I was thinking ok doing something like the picture below for halloween and I was wondering if duct tape would ruin the finish of my paint on my car?


----------



## wildmanee (Nov 21, 2004)

Hahahahahaha


Hahahaha



Learn from my experience, don't use duct tape. Nice pic btw


----------



## xbrandonx (Mar 27, 2004)

I forgot who's pic that was but he said it was a bitch to get it off.

Do it to someone's car that you hate.

Remember to put a JDM on there somewhere as well.

or don't do it.


----------



## thestunts200sx (Jul 11, 2005)

as long as your not in a hot climate area it should be ok....good way to make sure it wont mess ur paint up is pull out a strip your gonna use of tape and stick it against ur shirt or jeans a few times this way itll loose some of its strong adhesive, and itll lint it up a bit as well....this way its not really in contact with as much paint, but yet still will hold fairly well.

that or masking tape for painters should work....doubt itll hold very well when your drive though.


----------



## wildmanee (Nov 21, 2004)

xbrandonx said:


> I forgot who's pic that was but he said it was a bitch to get it off.
> 
> Do it to someone's car that you hate.
> 
> ...


It was definitely a bitch, I will never do it again. It was pretty funny though, for the 2 hours it was on there.

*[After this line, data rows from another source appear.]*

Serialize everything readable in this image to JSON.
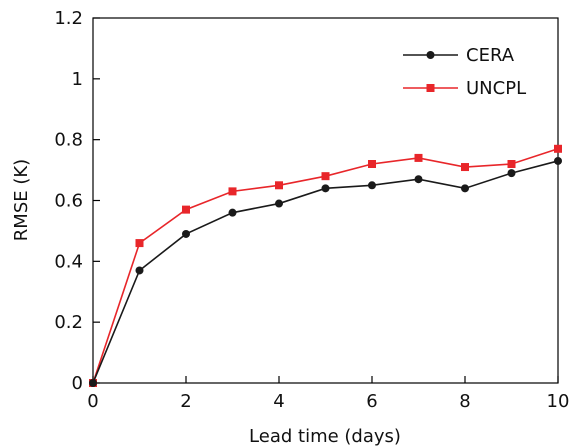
{
  "chart_data": {
    "type": "line",
    "xlabel": "Lead time (days)",
    "ylabel": "RMSE (K)",
    "xlim": [
      0,
      10
    ],
    "ylim": [
      0,
      1.2
    ],
    "xticks": [
      0,
      2,
      4,
      6,
      8,
      10
    ],
    "yticks": [
      0,
      0.2,
      0.4,
      0.6,
      0.8,
      1,
      1.2
    ],
    "xtick_labels": [
      "0",
      "2",
      "4",
      "6",
      "8",
      "10"
    ],
    "ytick_labels": [
      "0",
      "0.2",
      "0.4",
      "0.6",
      "0.8",
      "1",
      "1.2"
    ],
    "x": [
      0,
      1,
      2,
      3,
      4,
      5,
      6,
      7,
      8,
      9,
      10
    ],
    "grid": false,
    "legend_position": "top-right",
    "series": [
      {
        "name": "CERA",
        "color": "#1a1a1a",
        "marker": "circle",
        "values": [
          0,
          0.37,
          0.49,
          0.56,
          0.59,
          0.64,
          0.65,
          0.67,
          0.64,
          0.69,
          0.73
        ]
      },
      {
        "name": "UNCPL",
        "color": "#e8262a",
        "marker": "square",
        "values": [
          0,
          0.46,
          0.57,
          0.63,
          0.65,
          0.68,
          0.72,
          0.74,
          0.71,
          0.72,
          0.77
        ]
      }
    ]
  }
}
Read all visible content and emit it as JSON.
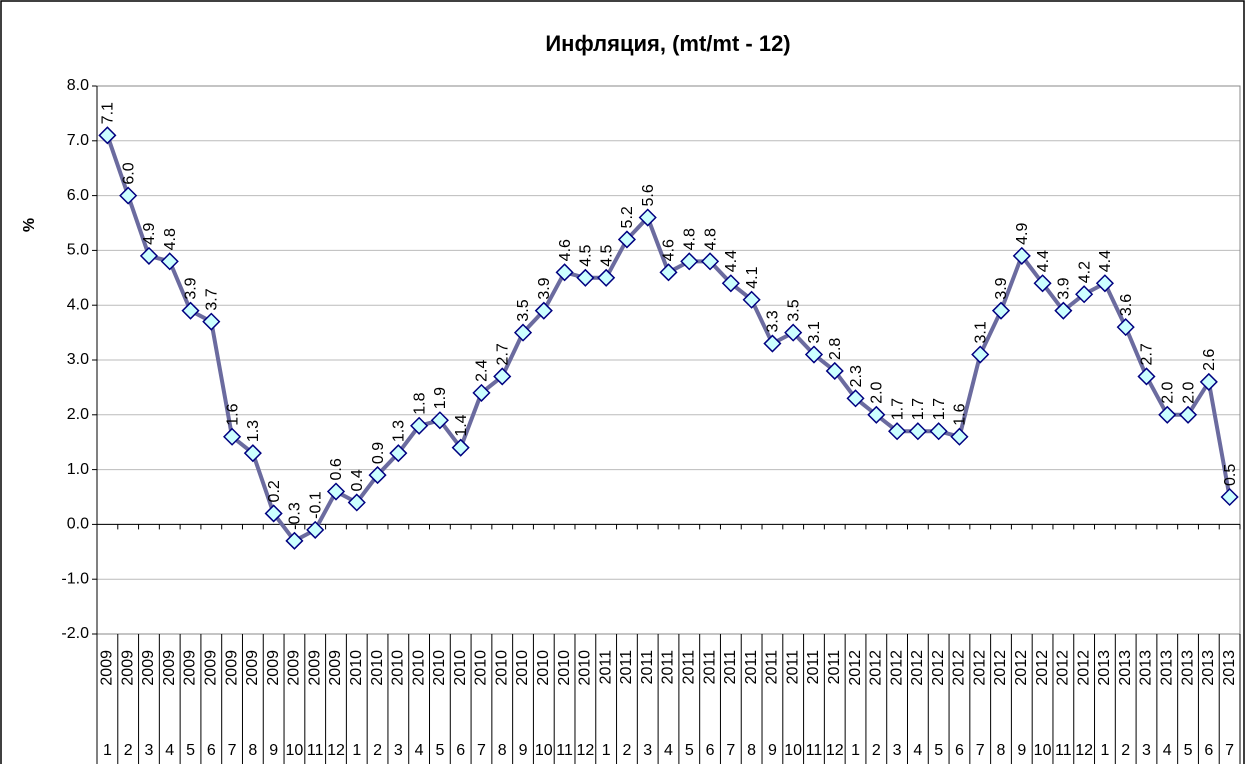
{
  "chart_data": {
    "type": "line",
    "title": "Инфляция, (mt/mt - 12)",
    "y_label": "%",
    "categories": [
      "1",
      "2",
      "3",
      "4",
      "5",
      "6",
      "7",
      "8",
      "9",
      "10",
      "11",
      "12",
      "1",
      "2",
      "3",
      "4",
      "5",
      "6",
      "7",
      "8",
      "9",
      "10",
      "11",
      "12",
      "1",
      "2",
      "3",
      "4",
      "5",
      "6",
      "7",
      "8",
      "9",
      "10",
      "11",
      "12",
      "1",
      "2",
      "3",
      "4",
      "5",
      "6",
      "7",
      "8",
      "9",
      "10",
      "11",
      "12",
      "1",
      "2",
      "3",
      "4",
      "5",
      "6",
      "7"
    ],
    "category_groups": [
      "2009",
      "2009",
      "2009",
      "2009",
      "2009",
      "2009",
      "2009",
      "2009",
      "2009",
      "2009",
      "2009",
      "2009",
      "2010",
      "2010",
      "2010",
      "2010",
      "2010",
      "2010",
      "2010",
      "2010",
      "2010",
      "2010",
      "2010",
      "2010",
      "2011",
      "2011",
      "2011",
      "2011",
      "2011",
      "2011",
      "2011",
      "2011",
      "2011",
      "2011",
      "2011",
      "2011",
      "2012",
      "2012",
      "2012",
      "2012",
      "2012",
      "2012",
      "2012",
      "2012",
      "2012",
      "2012",
      "2012",
      "2012",
      "2013",
      "2013",
      "2013",
      "2013",
      "2013",
      "2013",
      "2013"
    ],
    "values": [
      7.1,
      6.0,
      4.9,
      4.8,
      3.9,
      3.7,
      1.6,
      1.3,
      0.2,
      -0.3,
      -0.1,
      0.6,
      0.4,
      0.9,
      1.3,
      1.8,
      1.9,
      1.4,
      2.4,
      2.7,
      3.5,
      3.9,
      4.6,
      4.5,
      4.5,
      5.2,
      5.6,
      4.6,
      4.8,
      4.8,
      4.4,
      4.1,
      3.3,
      3.5,
      3.1,
      2.8,
      2.3,
      2.0,
      1.7,
      1.7,
      1.7,
      1.6,
      3.1,
      3.9,
      4.9,
      4.4,
      3.9,
      4.2,
      4.4,
      3.6,
      2.7,
      2.0,
      2.0,
      2.6,
      0.5
    ],
    "value_labels": [
      "7.1",
      "6.0",
      "4.9",
      "4.8",
      "3.9",
      "3.7",
      "1.6",
      "1.3",
      "0.2",
      "-0.3",
      "-0.1",
      "0.6",
      "0.4",
      "0.9",
      "1.3",
      "1.8",
      "1.9",
      "1.4",
      "2.4",
      "2.7",
      "3.5",
      "3.9",
      "4.6",
      "4.5",
      "4.5",
      "5.2",
      "5.6",
      "4.6",
      "4.8",
      "4.8",
      "4.4",
      "4.1",
      "3.3",
      "3.5",
      "3.1",
      "2.8",
      "2.3",
      "2.0",
      "1.7",
      "1.7",
      "1.7",
      "1.6",
      "3.1",
      "3.9",
      "4.9",
      "4.4",
      "3.9",
      "4.2",
      "4.4",
      "3.6",
      "2.7",
      "2.0",
      "2.0",
      "2.6",
      "0.5"
    ],
    "color": "#6b6b9f",
    "marker_color": "#ccffff",
    "ylim": [
      -2,
      8
    ],
    "yticks": [
      {
        "value": -2,
        "label": "-2.0"
      },
      {
        "value": -1,
        "label": "-1.0"
      },
      {
        "value": 0,
        "label": "0.0"
      },
      {
        "value": 1,
        "label": "1.0"
      },
      {
        "value": 2,
        "label": "2.0"
      },
      {
        "value": 3,
        "label": "3.0"
      },
      {
        "value": 4,
        "label": "4.0"
      },
      {
        "value": 5,
        "label": "5.0"
      },
      {
        "value": 6,
        "label": "6.0"
      },
      {
        "value": 7,
        "label": "7.0"
      },
      {
        "value": 8,
        "label": "8.0"
      }
    ],
    "grid": true
  }
}
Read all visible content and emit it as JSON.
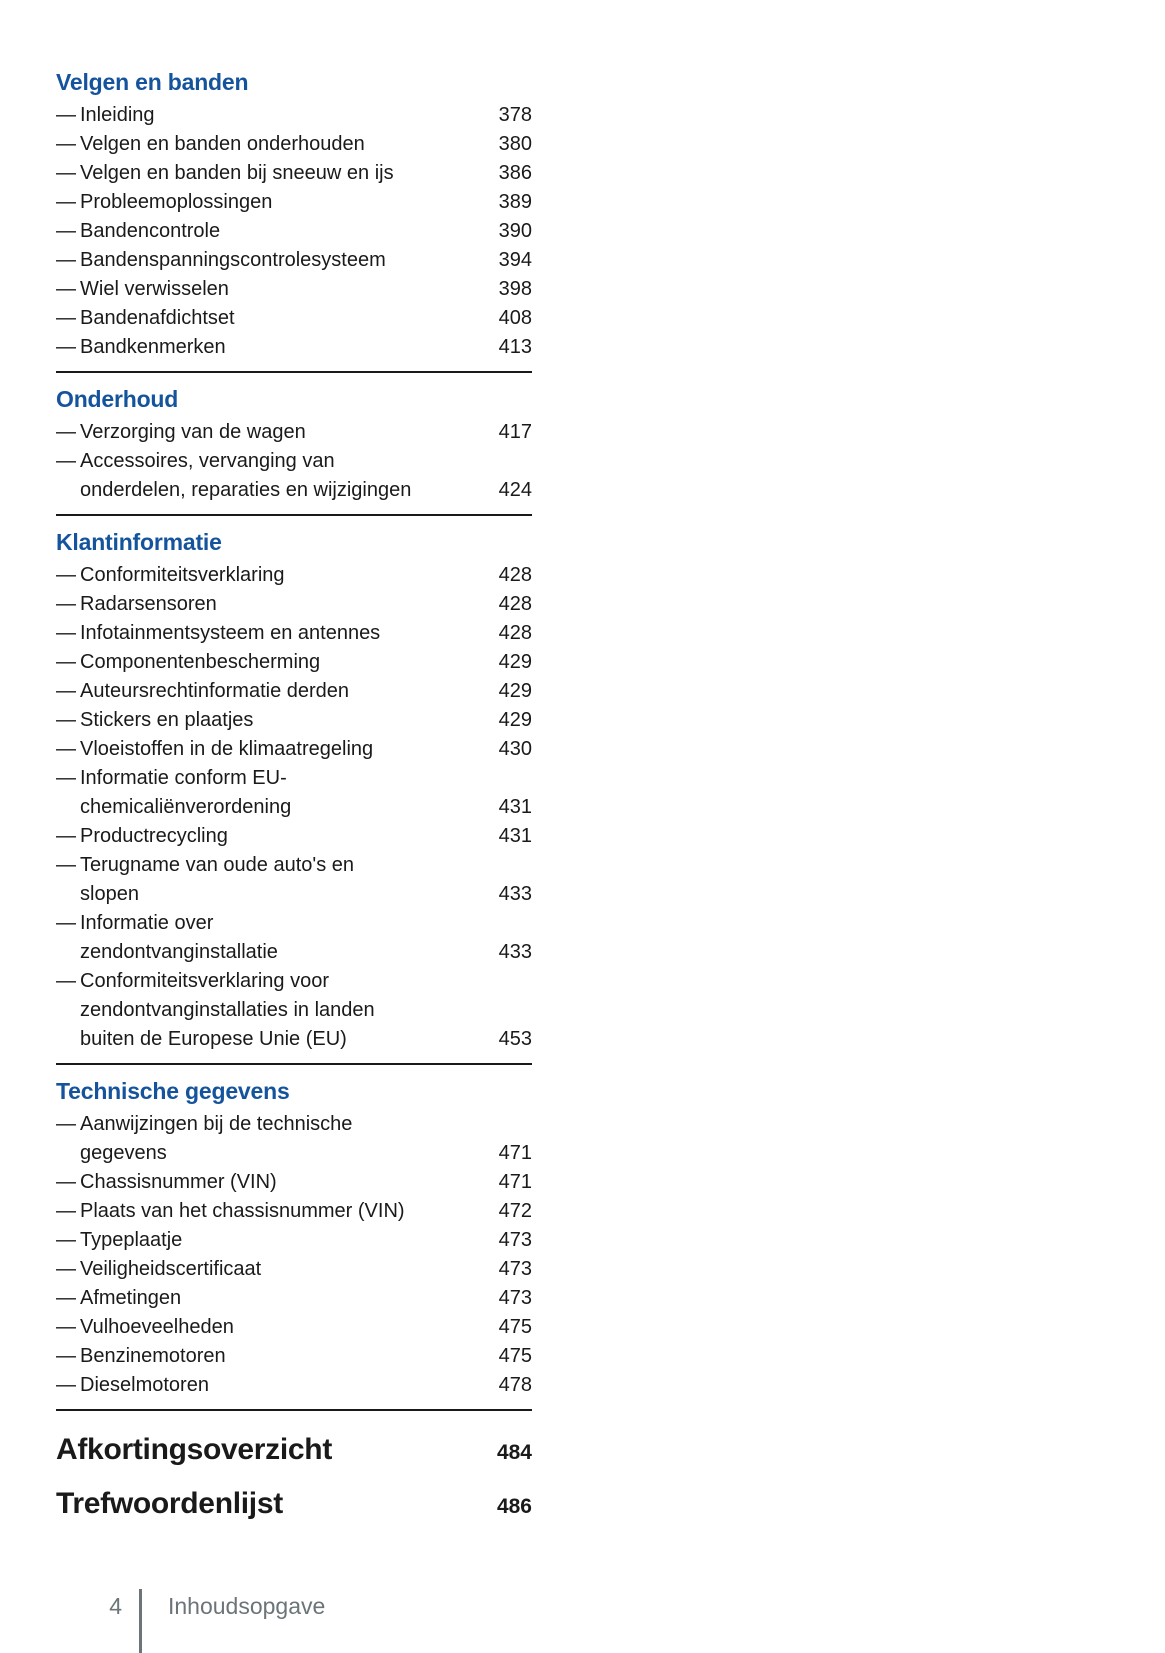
{
  "accent_color": "#15549c",
  "text_color": "#1a1a1a",
  "footer_color": "#6b7478",
  "list_marker": "—",
  "sections": [
    {
      "title": "Velgen en banden",
      "items": [
        {
          "label": "Inleiding",
          "page": "378"
        },
        {
          "label": "Velgen en banden onderhouden",
          "page": "380"
        },
        {
          "label": "Velgen en banden bij sneeuw en ijs",
          "page": "386"
        },
        {
          "label": "Probleemoplossingen",
          "page": "389"
        },
        {
          "label": "Bandencontrole",
          "page": "390"
        },
        {
          "label": "Bandenspanningscontrolesysteem",
          "page": "394"
        },
        {
          "label": "Wiel verwisselen",
          "page": "398"
        },
        {
          "label": "Bandenafdichtset",
          "page": "408"
        },
        {
          "label": "Bandkenmerken",
          "page": "413"
        }
      ]
    },
    {
      "title": "Onderhoud",
      "items": [
        {
          "label": "Verzorging van de wagen",
          "page": "417"
        },
        {
          "label": "Accessoires, vervanging van\nonderdelen, reparaties en wijzigingen",
          "page": "424"
        }
      ]
    },
    {
      "title": "Klantinformatie",
      "items": [
        {
          "label": "Conformiteitsverklaring",
          "page": "428"
        },
        {
          "label": "Radarsensoren",
          "page": "428"
        },
        {
          "label": "Infotainmentsysteem en antennes",
          "page": "428"
        },
        {
          "label": "Componentenbescherming",
          "page": "429"
        },
        {
          "label": "Auteursrechtinformatie derden",
          "page": "429"
        },
        {
          "label": "Stickers en plaatjes",
          "page": "429"
        },
        {
          "label": "Vloeistoffen in de klimaatregeling",
          "page": "430"
        },
        {
          "label": "Informatie conform EU-\nchemicaliënverordening",
          "page": "431"
        },
        {
          "label": "Productrecycling",
          "page": "431"
        },
        {
          "label": "Terugname van oude auto's en\nslopen",
          "page": "433"
        },
        {
          "label": "Informatie over\nzendontvanginstallatie",
          "page": "433"
        },
        {
          "label": "Conformiteitsverklaring voor\nzendontvanginstallaties in landen\nbuiten de Europese Unie (EU)",
          "page": "453"
        }
      ]
    },
    {
      "title": "Technische gegevens",
      "items": [
        {
          "label": "Aanwijzingen bij de technische\ngegevens",
          "page": "471"
        },
        {
          "label": "Chassisnummer (VIN)",
          "page": "471"
        },
        {
          "label": "Plaats van het chassisnummer (VIN)",
          "page": "472"
        },
        {
          "label": "Typeplaatje",
          "page": "473"
        },
        {
          "label": "Veiligheidscertificaat",
          "page": "473"
        },
        {
          "label": "Afmetingen",
          "page": "473"
        },
        {
          "label": "Vulhoeveelheden",
          "page": "475"
        },
        {
          "label": "Benzinemotoren",
          "page": "475"
        },
        {
          "label": "Dieselmotoren",
          "page": "478"
        }
      ]
    }
  ],
  "standalone_entries": [
    {
      "label": "Afkortingsoverzicht",
      "page": "484"
    },
    {
      "label": "Trefwoordenlijst",
      "page": "486"
    }
  ],
  "footer": {
    "page_number": "4",
    "section_label": "Inhoudsopgave"
  }
}
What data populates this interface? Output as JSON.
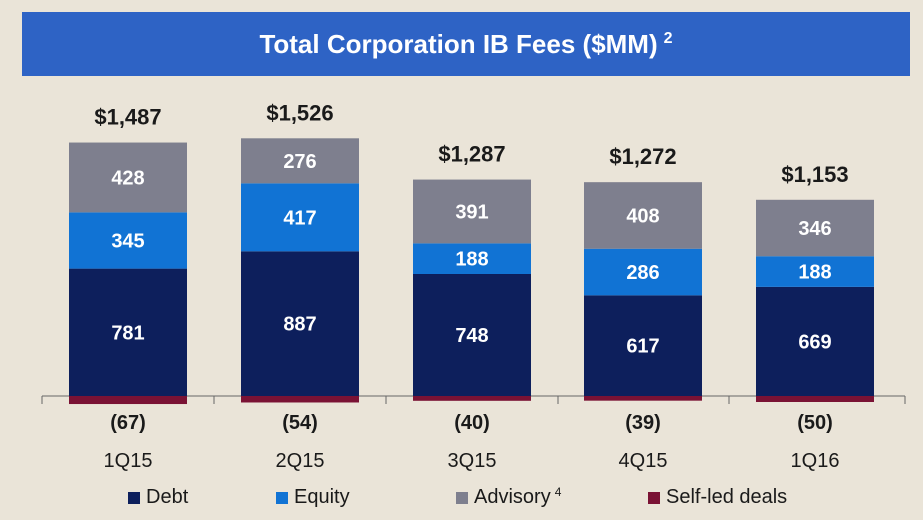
{
  "header": {
    "title": "Total Corporation IB Fees ($MM)",
    "footnote": "2"
  },
  "colors": {
    "debt": "#0D1F5C",
    "equity": "#1173D4",
    "advisory": "#7E7F8E",
    "self_led": "#7A1234",
    "header_bg": "#2E63C5",
    "background": "#EAE4D8"
  },
  "chart_data": {
    "type": "bar",
    "stacked": true,
    "categories": [
      "1Q15",
      "2Q15",
      "3Q15",
      "4Q15",
      "1Q16"
    ],
    "series": [
      {
        "name": "Debt",
        "values": [
          781,
          887,
          748,
          617,
          669
        ]
      },
      {
        "name": "Equity",
        "values": [
          345,
          417,
          188,
          286,
          188
        ]
      },
      {
        "name": "Advisory",
        "values": [
          428,
          276,
          391,
          408,
          346
        ]
      },
      {
        "name": "Self-led deals",
        "values": [
          -67,
          -54,
          -40,
          -39,
          -50
        ]
      }
    ],
    "totals": [
      "$1,487",
      "$1,526",
      "$1,287",
      "$1,272",
      "$1,153"
    ],
    "self_led_labels": [
      "(67)",
      "(54)",
      "(40)",
      "(39)",
      "(50)"
    ],
    "legend_position": "bottom"
  },
  "legend": [
    {
      "label": "Debt",
      "footnote": ""
    },
    {
      "label": "Equity",
      "footnote": ""
    },
    {
      "label": "Advisory",
      "footnote": "4"
    },
    {
      "label": "Self-led deals",
      "footnote": ""
    }
  ]
}
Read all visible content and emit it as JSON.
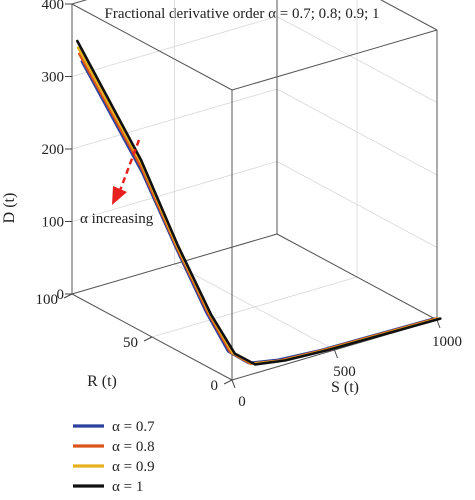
{
  "chart_data": {
    "type": "line3d",
    "title": "Fractional derivative order α = 0.7; 0.8; 0.9; 1",
    "axes": {
      "x": {
        "label": "S (t)",
        "range": [
          0,
          1000
        ],
        "ticks": [
          "0",
          "500",
          "1000"
        ]
      },
      "y": {
        "label": "R (t)",
        "range": [
          0,
          100
        ],
        "ticks": [
          "0",
          "50",
          "100"
        ]
      },
      "z": {
        "label": "D (t)",
        "range": [
          0,
          400
        ],
        "ticks": [
          "0",
          "100",
          "200",
          "300",
          "400"
        ]
      }
    },
    "grid": true,
    "legend_position": "bottom-left",
    "annotation": "α increasing",
    "series": [
      {
        "name": "α = 0.7",
        "color": "#2b3f9e",
        "points": [
          [
            1000,
            0,
            2
          ],
          [
            700,
            0,
            3
          ],
          [
            450,
            0,
            4
          ],
          [
            250,
            1,
            6
          ],
          [
            120,
            3,
            10
          ],
          [
            60,
            8,
            25
          ],
          [
            30,
            18,
            70
          ],
          [
            15,
            35,
            140
          ],
          [
            8,
            55,
            220
          ],
          [
            4,
            75,
            280
          ],
          [
            2,
            92,
            330
          ]
        ]
      },
      {
        "name": "α = 0.8",
        "color": "#d9541a",
        "points": [
          [
            1000,
            0,
            2
          ],
          [
            700,
            0,
            3
          ],
          [
            450,
            0,
            4
          ],
          [
            250,
            1,
            5
          ],
          [
            120,
            3,
            9
          ],
          [
            60,
            8,
            24
          ],
          [
            30,
            18,
            68
          ],
          [
            15,
            36,
            140
          ],
          [
            8,
            57,
            225
          ],
          [
            4,
            77,
            285
          ],
          [
            2,
            95,
            337
          ]
        ]
      },
      {
        "name": "α = 0.9",
        "color": "#e8b020",
        "points": [
          [
            1000,
            0,
            2
          ],
          [
            700,
            0,
            3
          ],
          [
            450,
            0,
            4
          ],
          [
            250,
            1,
            5
          ],
          [
            120,
            3,
            9
          ],
          [
            60,
            8,
            23
          ],
          [
            30,
            18,
            66
          ],
          [
            15,
            37,
            140
          ],
          [
            8,
            58,
            228
          ],
          [
            4,
            79,
            290
          ],
          [
            2,
            97,
            343
          ]
        ]
      },
      {
        "name": "α = 1",
        "color": "#111111",
        "points": [
          [
            1000,
            0,
            2
          ],
          [
            700,
            0,
            3
          ],
          [
            450,
            0,
            4
          ],
          [
            250,
            1,
            5
          ],
          [
            120,
            3,
            8
          ],
          [
            60,
            8,
            22
          ],
          [
            30,
            19,
            65
          ],
          [
            15,
            38,
            140
          ],
          [
            8,
            60,
            232
          ],
          [
            4,
            81,
            296
          ],
          [
            2,
            99,
            350
          ]
        ]
      }
    ]
  }
}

The car as it is today (save for the grille, which has been painted to match the body color .. this picture was still taken after the "rice-out") :










It's definitely a bad thing to do to your paint, I won't recommend it.


----------



## wes (Apr 30, 2002)

The adhesive is a PITA to get off. Use blue painters masking tape and it will peel right off!


----------



## Sin_Arucard (Sep 18, 2005)

just out of curiosity.... what the hell happened with that car? u tape it urself or someone else play a joke on u? kuz either way... i'd be shocked to see that on the road haha


----------



## asleepz (Feb 24, 2004)

He probably did it himself...


----------



## wildmanee (Nov 21, 2004)

Me and two other friends did it..


----------



## RBI*04 (Sep 10, 2004)

honestly, i never had a problem with my duct tape racing stripes  but i took em off before i left the 7-11 parking lot. and the tape never saw sunlight. i could imagine it being a hot mess once the sun bakes it on.



 im truely a ricer at heart


----------



## chimmike (Oct 17, 2002)

don't forget your hood gets hot.

don't do it. it's a bad idea.


----------



## Jersey Devil (Sep 30, 2005)

Yeah, duct tape is a bad idea. Although that picture is funnier than hell. It'll leave a residue almost like when you take a badge off. Painters tape is kingly.


----------